Wie wird unsere Kirche, wie wird die
christliche Gemeinde so: so auferbauend für Menschen, Christen,
Gotteskinder?
Der Apostel Paulus schreibt: Strebt
nach der Liebe! Bemüht euch um die Gaben des Geistes, am meisten
aber um die Gabe der prophetischen Rede!
Genau das ist es,
was die Gemeinde aufbaut, was uns als Kirche erbaulich sein lässt –
im besten Sinne: die Liebe, die Gaben des Geistes, das
prophetische Wort.
Ich möchte euch
zeigen, was damit gemeint sein könnte, wobei ich das größte
Gewicht auf den letzten Punkt legen möchte, weil der Apostel das in
unserem Abschnitt ebenfalls tut.
(1) Wir bauen einander auf durch die
Liebe.
Wie zentral die
Liebe ist, das hat Paulus in den Zeilen unmittelbar zuvor deutlich
gemacht: da steht das so genannte Hohelied der Liebe, ein Bibeltext,
der so bekannt und schön ist, dass er sicher auch manchem von euch
vertraut ist:
Wenn ich mit Menschen- und mit Engelzungen redete
und hätte die Liebe nicht, so wäre ich ein tönendes Erz oder eine
klingende Schelle … usw. Kurz: Ohne Liebe wären all unsere
Worte, all unsere Taten, auch alle Gottesgaben an uns vergeblich,
nutzlos, wertlos.
Die Liebe ist langmütig und freundlich, die
Liebe eifert nicht … usw. Kurz: Die Liebe ist ganz beim
Nächsten, beim anderen Menschen.
Und schließlich: Die Liebe hört
niemals auf … Und wir kennen sicher auch den Schlussvers: Nun
aber bleiben Glaube, Hoffnung, Liebe, diese drei; aber die Liebe ist
die größte unter ihnen. Also: Die Liebe hat Ewigkeitswert, sie
ist das Unvergängliche, das Absolute; alles andere ist relativ und
vergänglich.
Und weil das so
ist, weil die Liebe das Absolute ist, weil die Liebe ganz beim
anderen Menschen ist, und weil ohne die Liebe alles andere umsonst
ist, darum steht die Liebe auch in diesem nächsten Kapitel, wo es um
den Gemeindeaufbau geht, an der ersten Stelle: Menschen und
Gemeinschaften aufzubauen, das geht nur mit Liebe.
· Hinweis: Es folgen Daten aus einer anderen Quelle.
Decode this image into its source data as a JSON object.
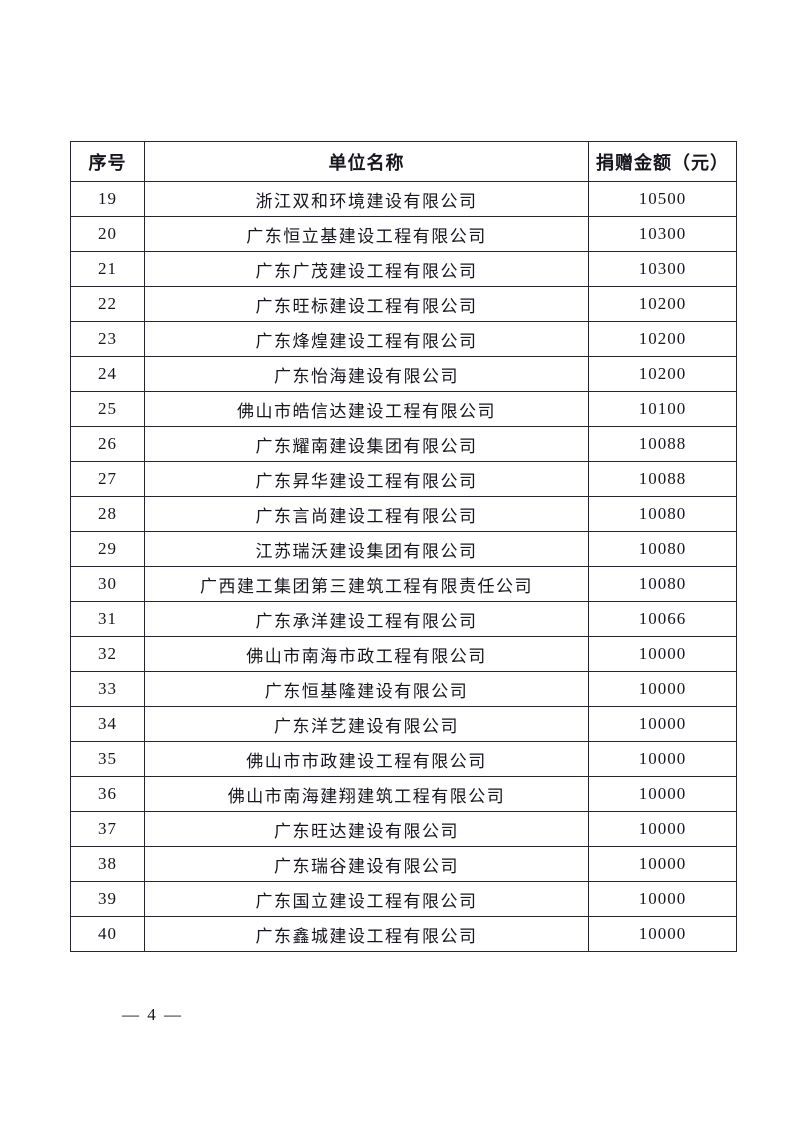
{
  "table": {
    "headers": [
      "序号",
      "单位名称",
      "捐赠金额（元）"
    ],
    "rows": [
      {
        "no": "19",
        "name": "浙江双和环境建设有限公司",
        "amount": "10500"
      },
      {
        "no": "20",
        "name": "广东恒立基建设工程有限公司",
        "amount": "10300"
      },
      {
        "no": "21",
        "name": "广东广茂建设工程有限公司",
        "amount": "10300"
      },
      {
        "no": "22",
        "name": "广东旺标建设工程有限公司",
        "amount": "10200"
      },
      {
        "no": "23",
        "name": "广东烽煌建设工程有限公司",
        "amount": "10200"
      },
      {
        "no": "24",
        "name": "广东怡海建设有限公司",
        "amount": "10200"
      },
      {
        "no": "25",
        "name": "佛山市皓信达建设工程有限公司",
        "amount": "10100"
      },
      {
        "no": "26",
        "name": "广东耀南建设集团有限公司",
        "amount": "10088"
      },
      {
        "no": "27",
        "name": "广东昇华建设工程有限公司",
        "amount": "10088"
      },
      {
        "no": "28",
        "name": "广东言尚建设工程有限公司",
        "amount": "10080"
      },
      {
        "no": "29",
        "name": "江苏瑞沃建设集团有限公司",
        "amount": "10080"
      },
      {
        "no": "30",
        "name": "广西建工集团第三建筑工程有限责任公司",
        "amount": "10080"
      },
      {
        "no": "31",
        "name": "广东承洋建设工程有限公司",
        "amount": "10066"
      },
      {
        "no": "32",
        "name": "佛山市南海市政工程有限公司",
        "amount": "10000"
      },
      {
        "no": "33",
        "name": "广东恒基隆建设有限公司",
        "amount": "10000"
      },
      {
        "no": "34",
        "name": "广东洋艺建设有限公司",
        "amount": "10000"
      },
      {
        "no": "35",
        "name": "佛山市市政建设工程有限公司",
        "amount": "10000"
      },
      {
        "no": "36",
        "name": "佛山市南海建翔建筑工程有限公司",
        "amount": "10000"
      },
      {
        "no": "37",
        "name": "广东旺达建设有限公司",
        "amount": "10000"
      },
      {
        "no": "38",
        "name": "广东瑞谷建设有限公司",
        "amount": "10000"
      },
      {
        "no": "39",
        "name": "广东国立建设工程有限公司",
        "amount": "10000"
      },
      {
        "no": "40",
        "name": "广东鑫城建设工程有限公司",
        "amount": "10000"
      }
    ]
  },
  "footer": {
    "page_number": "— 4 —"
  }
}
Die Liebe ist das umfassende
Lebensprinzip der christlichen Gemeinde. Alle Gaben und Aufgaben in
der Gemeinde, haupt- und ehrenamtliche Mitarbeit, das sind
Teilaufgaben, die hängen von den Fähigkeiten, den Talenten der
einzelnen ab. Aber was auch immer deine besondere Fähigkeit, deine
Aufgabe, dein Platz in der Gemeinde sein mag: du sollst ihn mit Liebe
ausfüllen.
Wie das konkret geschehen kann, dazu
könnte ich noch viel sagen. Ich bin mir aber ziemlich sicher, dass
ihr dazu das meiste schon selber wisst. Darum belasse ich es für
heute einfach bei dem Satz des Apostels: Strebt nach der Liebe!
(2) Wir bauen einander auf durch die
Gaben des Geistes.
Pfingsten ist noch
nicht lange her. Pfingsten hat uns daran erinnert, dass Gott uns
seinen Geist gibt. Gott ist gegenwärtig in unseren Herzen und in
unserem Miteinander durch den Heiligen Geist.
Wie zeigt sich das?
– Die Christen in Korinth, an die Paulus schreibt, waren der
Meinung: vor allem durch Geistesgaben, durch Charismen. Und so war
die Gemeinde in Korinth, wenn man so will, die erste charismatische
Gemeinde der Kirchengeschichte. Mit allen Problemen, die es in
charismatischen Gemeinden bis heute gibt: Diskussionen, welche
Geistesgaben am wichtigsten sind, Konkurrenz um die richtige Lehre
und die richtigen Lehrer, manchmal chaotische Zustände in den
Gottesdiensten und Versammlungen, aber auch viel Begeisterung und
viel Beteiligung der einzelnen.
Eine Gefahr in
charismatischen Gemeinden und Bewegungen ist, dass das Spektakuläre
in den Vordergrund gestellt wird, das Außerordentliche, das Wunder.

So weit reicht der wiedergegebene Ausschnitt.